Ce spectacle de corruption démesurée nourrit la colère populaire, surtout au moment où la pandémie creuse encore plus les inégalités. Et si ces images montrent bien la mégalomanie de Poutine, elles exposent également son étroitesse d’esprit, son mauvais goût et son mode de vie pathétique. Le mépris du peuple est dangereux pour un autocrate vieillissant, toute sa popularité étant construite autour d’une image de surhomme. Dans cette enquête, Poutine apparaît au contraire comme un homme ordinaire et banal, embourbé dans sa richesse et prisonnier de son propre système construit sur les secrets et les basses besognes. Au vu du nombre de personnes sorties manifester en Russie, en plein hiver, il semblerait que tourner l’autocrate en dérision est l’un des meilleurs outils pour combattre la peur et le froid.

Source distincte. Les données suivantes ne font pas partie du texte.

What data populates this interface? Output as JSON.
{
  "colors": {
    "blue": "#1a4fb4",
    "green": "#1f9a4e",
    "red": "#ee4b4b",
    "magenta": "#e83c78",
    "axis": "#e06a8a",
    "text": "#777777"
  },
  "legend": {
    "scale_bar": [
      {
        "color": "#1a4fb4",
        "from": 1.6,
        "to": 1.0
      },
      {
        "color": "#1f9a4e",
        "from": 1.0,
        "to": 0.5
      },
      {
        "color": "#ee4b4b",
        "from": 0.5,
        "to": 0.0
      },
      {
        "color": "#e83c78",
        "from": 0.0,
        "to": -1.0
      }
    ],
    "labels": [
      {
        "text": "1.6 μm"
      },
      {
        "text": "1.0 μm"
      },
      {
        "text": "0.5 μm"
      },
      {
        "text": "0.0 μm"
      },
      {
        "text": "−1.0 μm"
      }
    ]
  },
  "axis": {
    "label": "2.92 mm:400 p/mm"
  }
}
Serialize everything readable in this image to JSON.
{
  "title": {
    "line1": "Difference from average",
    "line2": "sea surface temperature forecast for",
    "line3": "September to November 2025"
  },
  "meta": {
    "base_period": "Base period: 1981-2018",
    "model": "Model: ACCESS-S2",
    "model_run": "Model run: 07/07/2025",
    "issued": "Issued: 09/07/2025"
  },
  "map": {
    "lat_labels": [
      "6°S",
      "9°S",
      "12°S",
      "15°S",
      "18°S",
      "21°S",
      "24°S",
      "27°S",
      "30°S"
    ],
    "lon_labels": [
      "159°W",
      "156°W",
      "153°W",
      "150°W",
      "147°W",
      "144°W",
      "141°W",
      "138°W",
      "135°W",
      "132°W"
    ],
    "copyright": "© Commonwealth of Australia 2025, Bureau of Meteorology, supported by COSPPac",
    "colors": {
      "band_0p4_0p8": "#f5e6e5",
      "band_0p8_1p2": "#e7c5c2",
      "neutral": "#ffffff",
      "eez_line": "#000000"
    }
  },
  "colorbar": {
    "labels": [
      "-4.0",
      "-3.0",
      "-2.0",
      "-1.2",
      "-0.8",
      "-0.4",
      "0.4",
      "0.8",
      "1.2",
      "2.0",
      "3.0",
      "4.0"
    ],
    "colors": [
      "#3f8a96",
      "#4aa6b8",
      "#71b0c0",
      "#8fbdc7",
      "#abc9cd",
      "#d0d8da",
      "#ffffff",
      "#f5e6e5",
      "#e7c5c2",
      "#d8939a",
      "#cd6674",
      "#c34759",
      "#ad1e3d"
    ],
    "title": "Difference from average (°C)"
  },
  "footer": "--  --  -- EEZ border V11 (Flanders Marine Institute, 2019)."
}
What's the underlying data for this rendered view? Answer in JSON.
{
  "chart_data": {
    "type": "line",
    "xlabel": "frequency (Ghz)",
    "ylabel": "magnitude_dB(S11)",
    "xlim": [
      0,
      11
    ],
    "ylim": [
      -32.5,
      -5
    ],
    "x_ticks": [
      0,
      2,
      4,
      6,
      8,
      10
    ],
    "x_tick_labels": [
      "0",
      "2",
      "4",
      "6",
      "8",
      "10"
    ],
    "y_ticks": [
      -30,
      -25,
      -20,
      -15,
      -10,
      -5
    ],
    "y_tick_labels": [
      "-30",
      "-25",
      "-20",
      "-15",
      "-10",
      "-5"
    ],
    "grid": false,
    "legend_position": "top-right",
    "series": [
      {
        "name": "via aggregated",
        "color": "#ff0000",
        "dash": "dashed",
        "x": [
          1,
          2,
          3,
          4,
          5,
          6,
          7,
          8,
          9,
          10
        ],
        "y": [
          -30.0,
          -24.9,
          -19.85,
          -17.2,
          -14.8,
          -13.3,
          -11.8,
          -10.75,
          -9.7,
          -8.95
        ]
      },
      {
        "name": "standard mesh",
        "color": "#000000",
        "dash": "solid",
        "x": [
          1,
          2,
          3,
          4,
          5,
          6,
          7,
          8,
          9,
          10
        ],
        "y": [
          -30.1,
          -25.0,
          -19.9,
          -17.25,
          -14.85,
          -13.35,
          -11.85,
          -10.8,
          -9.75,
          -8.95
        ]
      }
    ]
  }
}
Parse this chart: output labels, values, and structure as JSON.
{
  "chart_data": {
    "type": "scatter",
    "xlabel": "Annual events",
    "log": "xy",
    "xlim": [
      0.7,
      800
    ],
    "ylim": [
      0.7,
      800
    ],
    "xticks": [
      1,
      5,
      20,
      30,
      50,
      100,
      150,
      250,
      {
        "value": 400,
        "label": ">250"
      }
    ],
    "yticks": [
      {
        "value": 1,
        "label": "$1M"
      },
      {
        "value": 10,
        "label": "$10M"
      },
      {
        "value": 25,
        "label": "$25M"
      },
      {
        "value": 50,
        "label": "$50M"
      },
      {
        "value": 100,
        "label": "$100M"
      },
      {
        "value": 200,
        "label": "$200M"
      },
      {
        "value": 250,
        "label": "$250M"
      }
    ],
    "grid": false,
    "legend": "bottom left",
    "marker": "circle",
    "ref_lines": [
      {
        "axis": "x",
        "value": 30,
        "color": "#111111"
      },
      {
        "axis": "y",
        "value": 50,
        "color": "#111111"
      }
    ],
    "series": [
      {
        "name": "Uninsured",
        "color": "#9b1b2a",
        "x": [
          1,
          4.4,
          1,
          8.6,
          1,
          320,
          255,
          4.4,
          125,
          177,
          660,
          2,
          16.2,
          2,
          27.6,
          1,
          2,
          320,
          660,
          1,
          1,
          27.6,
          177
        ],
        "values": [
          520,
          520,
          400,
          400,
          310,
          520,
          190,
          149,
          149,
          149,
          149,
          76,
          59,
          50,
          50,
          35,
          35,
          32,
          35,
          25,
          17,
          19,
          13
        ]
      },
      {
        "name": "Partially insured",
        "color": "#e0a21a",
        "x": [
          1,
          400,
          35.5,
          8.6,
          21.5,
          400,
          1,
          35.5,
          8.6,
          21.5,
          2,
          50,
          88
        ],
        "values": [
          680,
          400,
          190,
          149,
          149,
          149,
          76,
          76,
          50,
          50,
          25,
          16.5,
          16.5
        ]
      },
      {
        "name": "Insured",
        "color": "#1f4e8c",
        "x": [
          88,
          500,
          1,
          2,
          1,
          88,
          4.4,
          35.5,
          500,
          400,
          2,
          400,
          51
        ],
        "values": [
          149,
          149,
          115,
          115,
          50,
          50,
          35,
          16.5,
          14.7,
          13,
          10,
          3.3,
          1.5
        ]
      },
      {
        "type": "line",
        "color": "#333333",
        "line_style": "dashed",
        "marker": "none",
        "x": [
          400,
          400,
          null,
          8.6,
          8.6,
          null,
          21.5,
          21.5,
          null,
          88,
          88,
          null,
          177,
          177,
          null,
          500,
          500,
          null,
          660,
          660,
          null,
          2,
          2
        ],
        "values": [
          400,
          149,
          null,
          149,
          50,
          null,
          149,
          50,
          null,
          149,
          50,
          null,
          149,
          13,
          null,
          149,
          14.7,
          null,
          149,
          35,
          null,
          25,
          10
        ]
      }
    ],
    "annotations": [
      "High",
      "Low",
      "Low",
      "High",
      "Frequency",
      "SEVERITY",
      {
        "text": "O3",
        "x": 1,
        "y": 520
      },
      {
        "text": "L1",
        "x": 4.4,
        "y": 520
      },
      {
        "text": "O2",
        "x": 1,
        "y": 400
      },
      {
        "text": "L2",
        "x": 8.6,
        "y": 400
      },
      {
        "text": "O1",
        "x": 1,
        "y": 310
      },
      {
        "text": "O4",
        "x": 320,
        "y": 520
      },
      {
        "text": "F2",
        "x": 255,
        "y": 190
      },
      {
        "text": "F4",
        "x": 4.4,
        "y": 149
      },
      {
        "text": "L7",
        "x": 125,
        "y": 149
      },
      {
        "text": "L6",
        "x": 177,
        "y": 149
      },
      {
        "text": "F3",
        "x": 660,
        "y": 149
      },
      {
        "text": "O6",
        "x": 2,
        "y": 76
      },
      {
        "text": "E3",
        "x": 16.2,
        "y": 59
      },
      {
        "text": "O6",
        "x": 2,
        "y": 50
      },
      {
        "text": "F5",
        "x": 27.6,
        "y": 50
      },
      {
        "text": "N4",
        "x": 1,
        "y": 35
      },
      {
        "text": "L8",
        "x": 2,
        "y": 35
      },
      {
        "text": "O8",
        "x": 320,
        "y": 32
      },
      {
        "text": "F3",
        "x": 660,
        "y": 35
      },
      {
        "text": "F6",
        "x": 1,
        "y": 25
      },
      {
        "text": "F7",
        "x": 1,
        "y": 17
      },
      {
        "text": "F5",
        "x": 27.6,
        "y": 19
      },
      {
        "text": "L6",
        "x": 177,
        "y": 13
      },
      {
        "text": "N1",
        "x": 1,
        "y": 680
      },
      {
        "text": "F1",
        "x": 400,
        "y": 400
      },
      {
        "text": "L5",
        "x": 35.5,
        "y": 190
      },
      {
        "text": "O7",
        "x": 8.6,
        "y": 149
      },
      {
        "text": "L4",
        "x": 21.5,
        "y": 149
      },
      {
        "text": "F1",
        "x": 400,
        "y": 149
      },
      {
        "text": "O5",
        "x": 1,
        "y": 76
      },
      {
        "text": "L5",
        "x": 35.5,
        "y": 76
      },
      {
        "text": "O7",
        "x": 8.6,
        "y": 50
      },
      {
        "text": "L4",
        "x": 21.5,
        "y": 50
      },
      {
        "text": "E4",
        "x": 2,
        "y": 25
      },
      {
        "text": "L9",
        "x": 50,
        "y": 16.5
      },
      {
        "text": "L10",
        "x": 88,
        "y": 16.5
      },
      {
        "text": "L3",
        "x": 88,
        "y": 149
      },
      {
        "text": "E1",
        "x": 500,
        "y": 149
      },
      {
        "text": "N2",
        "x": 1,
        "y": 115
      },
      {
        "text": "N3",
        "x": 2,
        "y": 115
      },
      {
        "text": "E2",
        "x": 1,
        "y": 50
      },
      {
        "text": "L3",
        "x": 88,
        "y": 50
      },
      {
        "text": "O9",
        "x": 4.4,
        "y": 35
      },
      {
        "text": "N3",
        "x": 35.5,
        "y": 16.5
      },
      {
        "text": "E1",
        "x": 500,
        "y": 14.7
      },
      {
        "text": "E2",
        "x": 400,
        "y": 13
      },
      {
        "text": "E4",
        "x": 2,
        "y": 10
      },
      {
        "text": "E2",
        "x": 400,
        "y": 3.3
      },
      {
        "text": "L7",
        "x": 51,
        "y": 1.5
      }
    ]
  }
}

Malgré les convictions politiques libérales et pro-capitalistes de Navalny ainsi que ses prises de position ouvertement nationalistes par le passé, la gauche anti-autoritaire russe avait soutenu massivement la mobilisation populaire. Il s’agit pour elle d’être aux côtés des militant·e·s pour la dignité et de soutenir les aspirations de celles et ceux qui se révoltent contre l’injustice, la misère et l’impunité du pouvoir mafieux.
Des militant·e·s de gauche de plus de trente pays à travers le monde, dont le mouvement solidaritéS, dans cette longue liste des organisations, ont exigé la libération immédiate de Navalny et de tou·te·s les prisonnièrs·ères politiques en Russie.